George Orwell had coined the term ‘cold war’ in 1945 to denote antagonisms between the capitalist West and the godless monolith that was Stalin’s Soviet Union. At its peak in the early 1960s the war involved botched assassination attempts and ill-fated East-West infiltration missions from Tehran to Guatemala City. In Scott Anderson’s analysis, the Cold War froze people’s ability to think, killed off interesting thoughts, interesting people and interesting ideas. In the end, he reckons, the United States was seen as just ‘one more empire that lied and stole and invaded’.
Fidel Castro’s own brand of Cold War balcony-ranting served merely to draw a line in the sand through the West Indies and beyond, which one crossed at mortal risk. Us or Them? Even Americans of moderation and decency were tempted to commit grotesque acts of political violence in the name of ‘free world’ values. Happily, such foolishness is over for the moment, but what a story it makes.

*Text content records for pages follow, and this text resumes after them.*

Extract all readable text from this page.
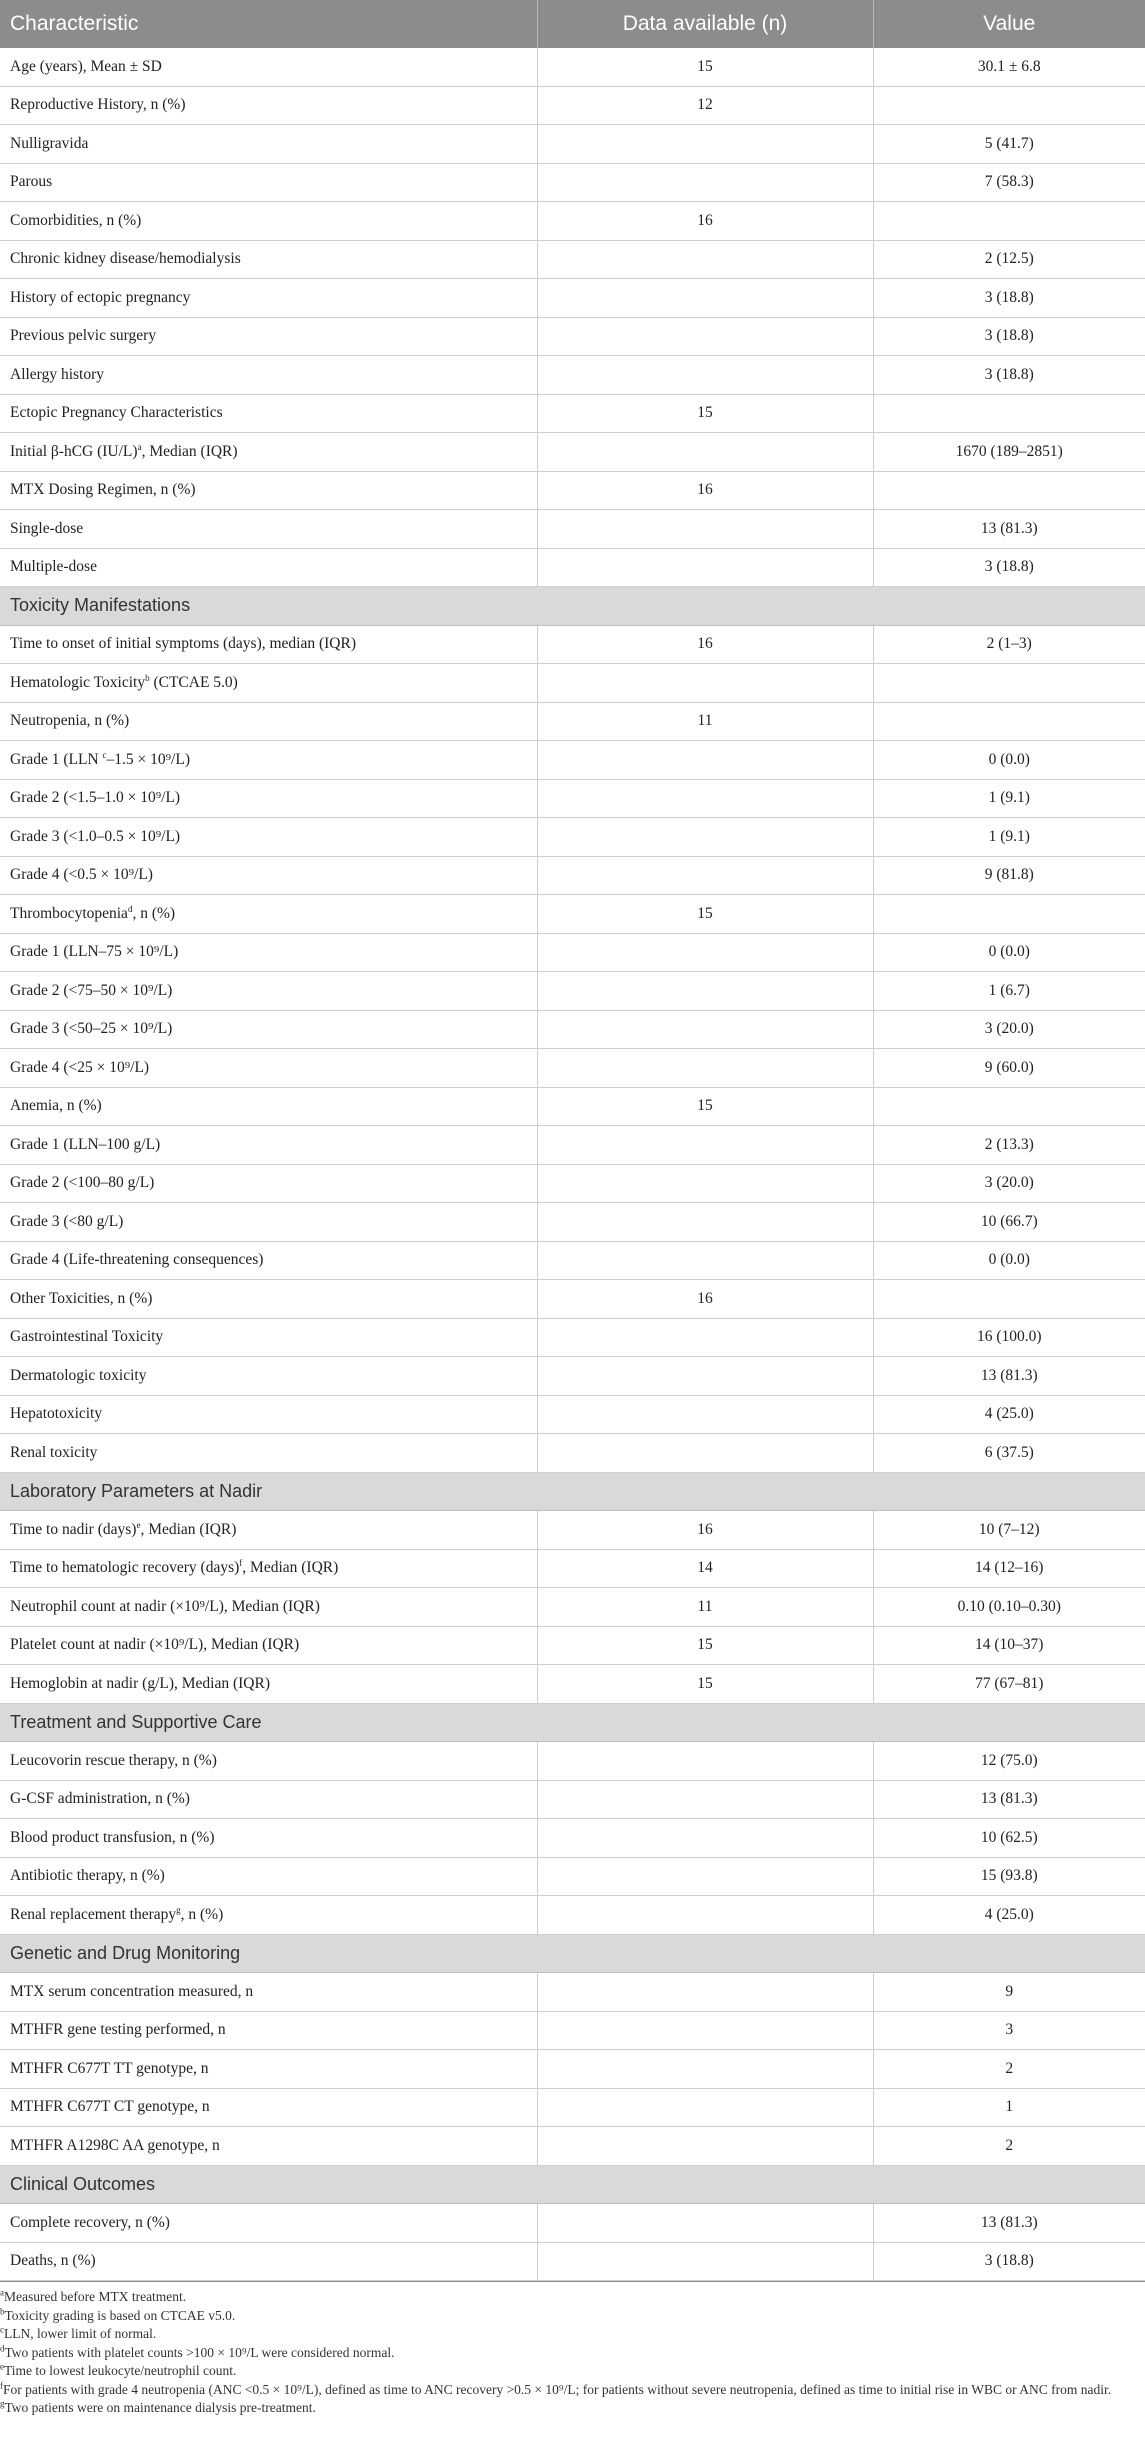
Characteristic	Data available (n)	Value
Age (years), Mean ± SD	15	30.1 ± 6.8
Reproductive History, n (%)	12	
Nulligravida		5 (41.7)
Parous		7 (58.3)
Comorbidities, n (%)	16	
Chronic kidney disease/hemodialysis		2 (12.5)
History of ectopic pregnancy		3 (18.8)
Previous pelvic surgery		3 (18.8)
Allergy history		3 (18.8)
Ectopic Pregnancy Characteristics	15	
Initial β-hCG $(IU/L)^a$, Median (IQR)		1670 (189–2851)
MTX Dosing Regimen, n (%)	16	
Single-dose		13 (81.3)
Multiple-dose		3 (18.8)
Toxicity Manifestations		
Time to onset of initial symptoms (days), median (IQR)	16	2 (1–3)
Hematologic Toxicity$^b$ (CTCAE 5.0)		
Neutropenia, n (%)	11	
Grade 1 (LLN $^c$–1.5 × 10⁹/L)		0 (0.0)
Grade 2 (<1.5–1.0 × 10⁹/L)		1 (9.1)
Grade 3 (<1.0–0.5 × 10⁹/L)		1 (9.1)
Grade 4 (<0.5 × 10⁹/L)		9 (81.8)
Thrombocytopenia$^d$, n (%)	15	
Grade 1 (LLN–75 × 10⁹/L)		0 (0.0)
Grade 2 (<75–50 × 10⁹/L)		1 (6.7)
Grade 3 (<50–25 × 10⁹/L)		3 (20.0)
Grade 4 (<25 × 10⁹/L)		9 (60.0)
Anemia, n (%)	15	
Grade 1 (LLN–100 g/L)		2 (13.3)
Grade 2 (<100–80 g/L)		3 (20.0)
Grade 3 (<80 g/L)		10 (66.7)
Grade 4 (Life-threatening consequences)		0 (0.0)
Other Toxicities, n (%)	16	
Gastrointestinal Toxicity		16 (100.0)
Dermatologic toxicity		13 (81.3)
Hepatotoxicity		4 (25.0)
Renal toxicity		6 (37.5)
Laboratory Parameters at Nadir		
Time to nadir (days)$^e$, Median (IQR)	16	10 (7–12)
Time to hematologic recovery (days)$^f$, Median (IQR)	14	14 (12–16)
Neutrophil count at nadir (×10⁹/L), Median (IQR)	11	0.10 (0.10–0.30)
Platelet count at nadir (×10⁹/L), Median (IQR)	15	14 (10–37)
Hemoglobin at nadir (g/L), Median (IQR)	15	77 (67–81)
Treatment and Supportive Care		
Leucovorin rescue therapy, n (%)		12 (75.0)
G-CSF administration, n (%)		13 (81.3)
Blood product transfusion, n (%)		10 (62.5)
Antibiotic therapy, n (%)		15 (93.8)
Renal replacement therapy$^g$, n (%)		4 (25.0)
Genetic and Drug Monitoring		
MTX serum concentration measured, n		9
MTHFR gene testing performed, n		3
MTHFR C677T TT genotype, n		2
MTHFR C677T CT genotype, n		1
MTHFR A1298C AA genotype, n		2
Clinical Outcomes		
Complete recovery, n (%)		13 (81.3)
Deaths, n (%)		3 (18.8)
$^a$Measured before MTX treatment.
$^b$Toxicity grading is based on CTCAE v5.0.
$^c$LLN, lower limit of normal.
$^d$Two patients with platelet counts >100 × 10⁹/L were considered normal.
$^e$Time to lowest leukocyte/neutrophil count.
$^f$For patients with grade 4 neutropenia (ANC <0.5 × 10⁹/L), defined as time to ANC recovery >0.5 × 10⁹/L; for patients without severe neutropenia, defined as time to initial rise in WBC or ANC from nadir.
$^g$Two patients were on maintenance dialysis pre-treatment.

Anderson, a social historian and former US war correspondent, tells the story through the lives of four key CIA operatives. His book (titled after Graham Greene’s great 1955 novel The Quiet American) casts a disillusioned eye over the spycraft antics of Michael Burke, Edward Lansdale, Peter Sichel and Frank Wisner. All-American stalwarts, these CIA men trained anti-communist Albanian commandos to topple Comrade Enver Hoxha’s Stalinist regime in Tirana. They air-dropped insurrectionists into Khrushchev-era Estonia and argued points of strategy with their paymasters in Washington. The ‘crapshoot nature’ of their covert operations was such that cyanide ampules were pressed on volunteer combatants in case of capture. Any one of Anderson’s four CIA men could have strayed off a movie set.

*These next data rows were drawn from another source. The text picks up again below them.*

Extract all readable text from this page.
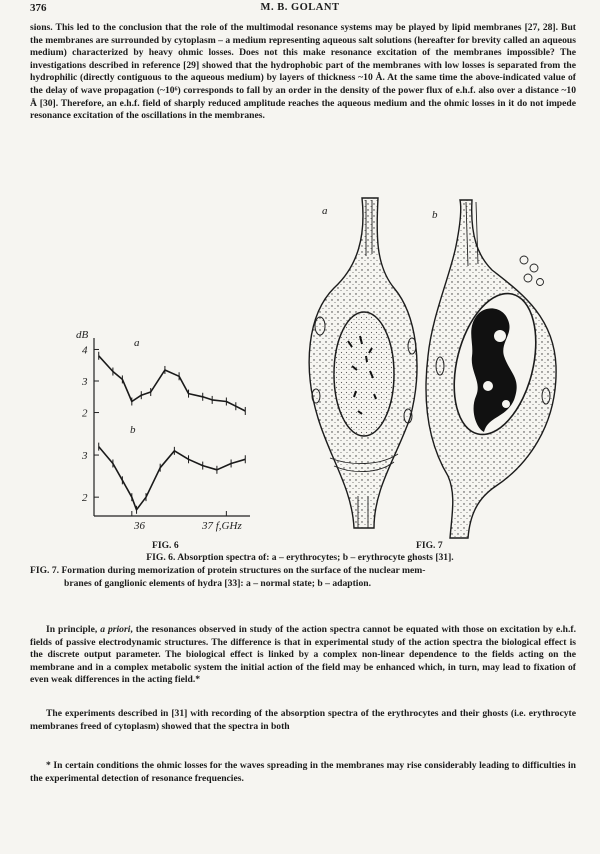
376	M. B. GOLANT
sions. This led to the conclusion that the role of the multimodal resonance systems may be played by lipid membranes [27, 28]. But the membranes are surrounded by cytoplasm – a medium representing aqueous salt solutions (hereafter for brevity called an aqueous medium) characterized by heavy ohmic losses. Does not this make resonance excitation of the membranes impossible? The investigations described in reference [29] showed that the hydrophobic part of the membranes with low losses is separated from the hydrophilic (directly contiguous to the aqueous medium) by layers of thickness ~10 Å. At the same time the above-indicated value of the delay of wave propagation (~10⁶) corresponds to fall by an order in the density of the power flux of e.h.f. also over a distance ~10 Å [30]. Therefore, an e.h.f. field of sharply reduced amplitude reaches the aqueous medium and the ohmic losses in it do not impede resonance excitation of the oscillations in the membranes.
dB
4
3
2
3
2
a
b
36	37 f,GHz
a	b
FIG. 6	FIG. 7
FIG. 6. Absorption spectra of: a – erythrocytes; b – erythrocyte ghosts [31].
FIG. 7. Formation during memorization of protein structures on the surface of the nuclear mem-
branes of ganglionic elements of hydra [33]: a – normal state; b – adaption.
In principle, a priori, the resonances observed in study of the action spectra cannot be equated with those on excitation by e.h.f. fields of passive electrodynamic structures. The difference is that in experimental study of the action spectra the biological effect is the discrete output parameter. The biological effect is linked by a complex non-linear dependence to the fields acting on the membrane and in a complex metabolic system the initial action of the field may be enhanced which, in turn, may lead to fixation of even weak differences in the acting field.*
The experiments described in [31] with recording of the absorption spectra of the erythrocytes and their ghosts (i.e. erythrocyte membranes freed of cytoplasm) showed that the spectra in both
* In certain conditions the ohmic losses for the waves spreading in the membranes may rise considerably leading to difficulties in the experimental detection of resonance frequencies.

Michael Burke, a 007 figure ‘before James Bond existed’ (not to be confused therefore with the BBC journalist Michael Burke), worked as a screenwriter for Ava Gardner and other Hollywood stars until the CIA recruited him over lunch one day at the Algonquin. With his saturnine good looks, the former football halfback cut a dashing figure amid the smoke-and- mirrors game of espionage. In 1955, however, Burke quit the CIA in frustration to become the manager-ringmaster of a travelling circus. (‘You’ve been training for it all your life,’ his new boss told him, adding: ‘You just haven’t known it’.)
Sichel was another who came to view his operations as essentially useless at best. A German Jewish émigré, he oversaw CIA activities in Eastern Europe and routinely ran agents across the Berlin border after the Wall went up in 1961. Entrapments, infiltrations, fatally miscalculated alliances and political defections — all for what? Disillusioned, Sichel re-invented himself as America’s most persuasive salesman of bad table wine. (‘Ex-Spy is Man Behind Blue Nun,’ explained a 1980 newspaper headline.)

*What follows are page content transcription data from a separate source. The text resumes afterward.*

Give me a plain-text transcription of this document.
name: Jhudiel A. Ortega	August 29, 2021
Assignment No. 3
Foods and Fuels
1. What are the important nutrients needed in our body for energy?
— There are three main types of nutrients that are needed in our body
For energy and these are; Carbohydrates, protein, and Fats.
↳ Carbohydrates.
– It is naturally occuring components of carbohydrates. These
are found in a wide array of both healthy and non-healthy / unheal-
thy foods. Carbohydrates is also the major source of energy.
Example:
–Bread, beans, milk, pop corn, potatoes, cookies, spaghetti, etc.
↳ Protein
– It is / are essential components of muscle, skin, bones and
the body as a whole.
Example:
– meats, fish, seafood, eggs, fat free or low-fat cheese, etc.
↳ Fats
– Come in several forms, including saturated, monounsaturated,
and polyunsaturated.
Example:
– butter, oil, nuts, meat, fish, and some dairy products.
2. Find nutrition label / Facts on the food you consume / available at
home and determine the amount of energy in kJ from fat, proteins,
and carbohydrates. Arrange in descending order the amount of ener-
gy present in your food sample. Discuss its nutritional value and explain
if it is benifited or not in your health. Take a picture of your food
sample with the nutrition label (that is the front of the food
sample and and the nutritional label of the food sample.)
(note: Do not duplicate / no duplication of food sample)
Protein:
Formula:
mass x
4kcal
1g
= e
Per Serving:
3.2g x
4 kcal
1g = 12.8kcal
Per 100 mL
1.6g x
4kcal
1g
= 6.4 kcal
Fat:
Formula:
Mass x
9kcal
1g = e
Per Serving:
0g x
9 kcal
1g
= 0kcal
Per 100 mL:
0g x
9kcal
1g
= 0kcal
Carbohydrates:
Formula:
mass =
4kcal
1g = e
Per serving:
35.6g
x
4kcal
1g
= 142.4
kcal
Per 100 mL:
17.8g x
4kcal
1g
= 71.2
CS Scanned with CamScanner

The last days of the Cold War were shadowed by the reforming spirit of Mikhail Gorbachev. Encouraged by the Russian president, Tallinn instituted a number of profit-making businesses ranging from a private public lavatory where you could relieve yourself for 20 kopeks to a pie-shop that sold Crimean meat pasties. The singular world of the Cold War meant that one half of Europe was dining out expensively while the other half was standing in queues for a Soviet equivalent of the Cornish pasty. Alas, Gorbachev realised too late that the moment of greatest danger for an absolutist regime is when it begins to reform itself.
In November 1991 his replacement, the anti-Soviet president Boris Yeltsin, terminated the USSR’s existence when (reportedly inflamed by vodka) he banned the Communist party within Russia. Considering the magnitude of what happened, surprisingly few people died in the twilight moments of the Cold War. The Berlin Wall was broken up and sold off in chunks (preferably graffiti-daubed chunks) to tourists as a keepsake of totalitarian oppression and Cold War division. Lives had been ruined. Frank Wisner, Anderson’s pre-eminent CIA spymaster, committed suicide in 1965 after a diagnosis of ‘psychotic mania’. The Quiet Americans, superbly researched, is the beginning of wisdom in these frightful matters.